Selama ini masih banyak kalangan yang belum melihat pariwisata sebagai sebuah cabang keilmuan. Namun kemudian dalam implementasi bidang pekerjaan atau industri terkait ternyata kepariwisataan lebih dari sekedar “keilmuan” tetapi juga sebuah “seni” dalam memahami fenomena tentang perilaku manusia yang melakukan perjalanan dan manusia yang menyediakan produk dan jasa yang memungkinkan perjalanan tersebut terjadi. Berbeda dengan perjalanan dari suatu tempat ke tempat lain di masa lampau dimana perjalanan merupakan sebuah migrasi bagi manusia untuk bertahan hidup atau mencari tempat yang menyediakan sumber daya, perjalanan manusia di masa kini adalah untuk menikmati kehidupan baru atau dengan kata lain perjalanan dilakukan untuk bersenang-senang.

DSCN0314
Sunset di Bali

Kepariwisataan muncul dalam skala Industri di Bali. Dampaknya terlihat ketika terjadi peristiwa bom Bali yang melumpuhkan perekonomian di Pulau Dewata tersebut

Dalam lingkungan praktisi kepariwisataan selama ini, terdapat “gap” yang cukup besar dalam melihat pariwisata sebagai sebuah aktivitas. Di kalangan pelaku pariwisata, terutama di Indonesia bisnis yang muncul dari aktivitas kepariwisataan lebih banyak muncul secara otodidak, trial and error, atau secara tidak sengaja karena sekonyong-konyong mendapat kunjungan wisatawan. Bisnis yang kemudian muncul menjadi “booming” dalam waktu singkat namun tidak dapat bertahan dalam jangka panjang dan layu sebelum berkembang menjadi industri kepariwisataan. Bandingkan dengan Disney yang berkembang menjadi industri dan dijual sebagai “produk pariwisata” yang mendunia. Indonesia yang diklaim sebagai negara bahari dengan lebih 17 ribu pulau ternyata tidak dapat menandingi gugusan pulau di kepulauan Karibia yang menjadi magnet berbagai industri raksasa kapal pesiar. Selama ini pariwisata di Indonesia dianggap sebagai sebuah fenomena ekonomi sesaat semata atau semacam jalan pintas meningkatkan pendapatan (devisa) secara instan. Namun belajar dari para raksasa pariwisata di dunia proses pencapaiannya memerlukan proses panjang dan perencanaan yang detil secara komprehensif, dan hal ini sesuatu yang jarang di Indonesia. Dengan mendudukan pariwisata sebagai sebuah ilmu, kesenjangan Indonesia dalam menjadi raksasa pariwisata tidak lagi perlu dicapai melalui proses trial and error sebagaimana yang sudah dilakukan para pionir pariwisata dunia puluhan tahun yang lalu.

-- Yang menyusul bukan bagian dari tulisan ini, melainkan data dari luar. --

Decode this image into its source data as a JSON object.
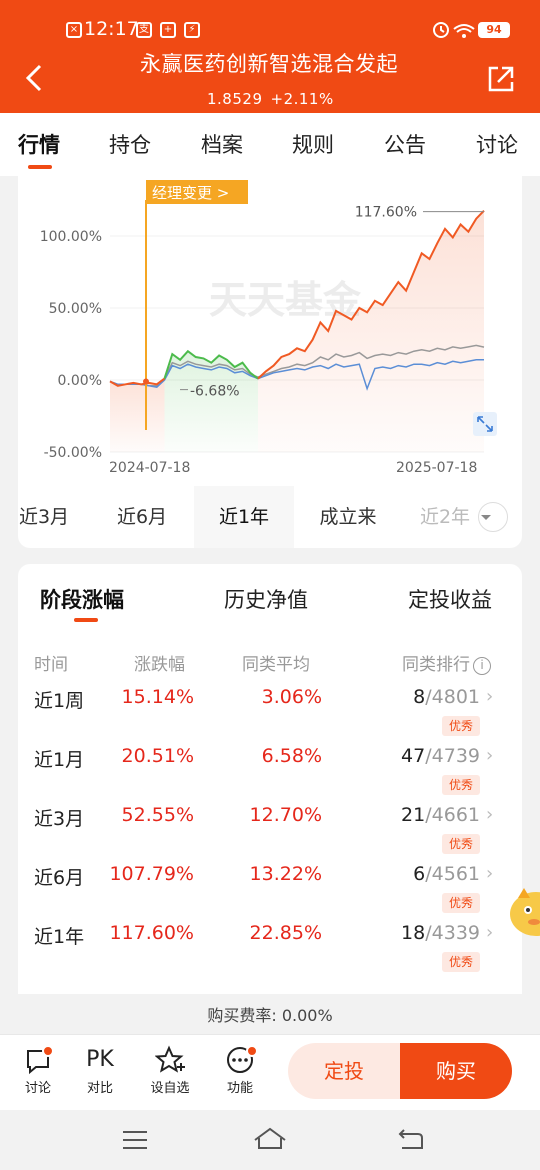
{
  "status_bar": {
    "time": "12:17",
    "battery": "94"
  },
  "header": {
    "title": "永赢医药创新智选混合发起",
    "nav": "1.8529",
    "change": "+2.11%"
  },
  "tabs": [
    "行情",
    "持仓",
    "档案",
    "规则",
    "公告",
    "讨论"
  ],
  "chart": {
    "manager_change_label": "经理变更",
    "peak_label": "117.60%",
    "low_label": "-6.68%",
    "watermark": "天天基金",
    "y_ticks": [
      "100.00%",
      "50.00%",
      "0.00%",
      "-50.00%"
    ],
    "x_start": "2024-07-18",
    "x_end": "2025-07-18"
  },
  "chart_data": {
    "type": "line",
    "x_labels": [
      "2024-07-18",
      "2025-07-18"
    ],
    "ylim": [
      -50,
      117.6
    ],
    "y_ticks": [
      100,
      50,
      0,
      -50
    ],
    "annotations": [
      {
        "text": "经理变更"
      },
      {
        "text": "117.60%",
        "value": 117.6
      },
      {
        "text": "-6.68%",
        "value": -6.68
      }
    ],
    "series": [
      {
        "color": "#f05a24",
        "values": [
          -1,
          -4,
          -3,
          -2,
          -3,
          -2,
          -3,
          1,
          18,
          14,
          20,
          16,
          15,
          12,
          17,
          14,
          9,
          12,
          5,
          1,
          6,
          10,
          16,
          18,
          22,
          20,
          28,
          40,
          34,
          48,
          45,
          42,
          50,
          47,
          55,
          52,
          60,
          68,
          62,
          75,
          88,
          84,
          95,
          105,
          99,
          108,
          103,
          112,
          117.6
        ]
      },
      {
        "color": "#999999",
        "values": [
          -1,
          -3,
          -3,
          -3,
          -3,
          -4,
          -4,
          1,
          12,
          10,
          13,
          11,
          10,
          9,
          11,
          10,
          7,
          8,
          4,
          2,
          4,
          6,
          8,
          9,
          11,
          10,
          12,
          16,
          14,
          18,
          16,
          17,
          19,
          15,
          17,
          18,
          17,
          19,
          18,
          20,
          21,
          20,
          22,
          21,
          23,
          22,
          23,
          24,
          22.85
        ]
      },
      {
        "color": "#5b8ed6",
        "values": [
          -1,
          -3,
          -3,
          -3,
          -3,
          -4,
          -5,
          0,
          10,
          8,
          11,
          9,
          8,
          7,
          9,
          8,
          5,
          6,
          3,
          1,
          3,
          5,
          6,
          7,
          8,
          7,
          9,
          10,
          8,
          11,
          9,
          10,
          11,
          -6,
          8,
          9,
          8,
          10,
          9,
          11,
          11,
          10,
          12,
          11,
          13,
          12,
          13,
          14,
          14
        ]
      }
    ]
  },
  "ranges": [
    "近3月",
    "近6月",
    "近1年",
    "成立来",
    "近2年"
  ],
  "perf": {
    "tabs": [
      "阶段涨幅",
      "历史净值",
      "定投收益"
    ],
    "headers": [
      "时间",
      "涨跌幅",
      "同类平均",
      "同类排行"
    ],
    "rows": [
      {
        "period": "近1周",
        "change": "15.14%",
        "avg": "3.06%",
        "rank": "8",
        "total": "/4801",
        "badge": "优秀"
      },
      {
        "period": "近1月",
        "change": "20.51%",
        "avg": "6.58%",
        "rank": "47",
        "total": "/4739",
        "badge": "优秀"
      },
      {
        "period": "近3月",
        "change": "52.55%",
        "avg": "12.70%",
        "rank": "21",
        "total": "/4661",
        "badge": "优秀"
      },
      {
        "period": "近6月",
        "change": "107.79%",
        "avg": "13.22%",
        "rank": "6",
        "total": "/4561",
        "badge": "优秀"
      },
      {
        "period": "近1年",
        "change": "117.60%",
        "avg": "22.85%",
        "rank": "18",
        "total": "/4339",
        "badge": "优秀"
      }
    ]
  },
  "fee": "购买费率: 0.00%",
  "bottom": {
    "items": [
      {
        "icon": "chat-icon",
        "label": "讨论"
      },
      {
        "icon": "pk-icon",
        "glyph": "PK",
        "label": "对比"
      },
      {
        "icon": "star-add-icon",
        "label": "设自选"
      },
      {
        "icon": "more-icon",
        "label": "功能"
      }
    ],
    "sip_label": "定投",
    "buy_label": "购买"
  },
  "colors": {
    "brand": "#f04a14",
    "up": "#e5271b",
    "fund_line": "#f05a24",
    "avg_line": "#999999",
    "index_line": "#5b8ed6",
    "manager_line": "#f5a623"
  }
}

Dengan mempelajari pariwisata sebagai sebuah disiplin atau keilmuan khusus, success story dari para pelaku pariwisata bisa menjadi pelajaran yang baik bagi para calon dan pelaku pariwisata dalam mengembangkan pariwisata sebagai sebuah industri yang mendunia secara lebih komperhensif dan terencana. Ke depan keahlian/kompetensi di bidang kepariwisataan sebaiknya diarahkan pada perumusan kompetensi (core competency) secara spesifik yang dimiliki oleh ahli kepariwisataan yang tidak dimiliki oleh disiplin ilmu lain.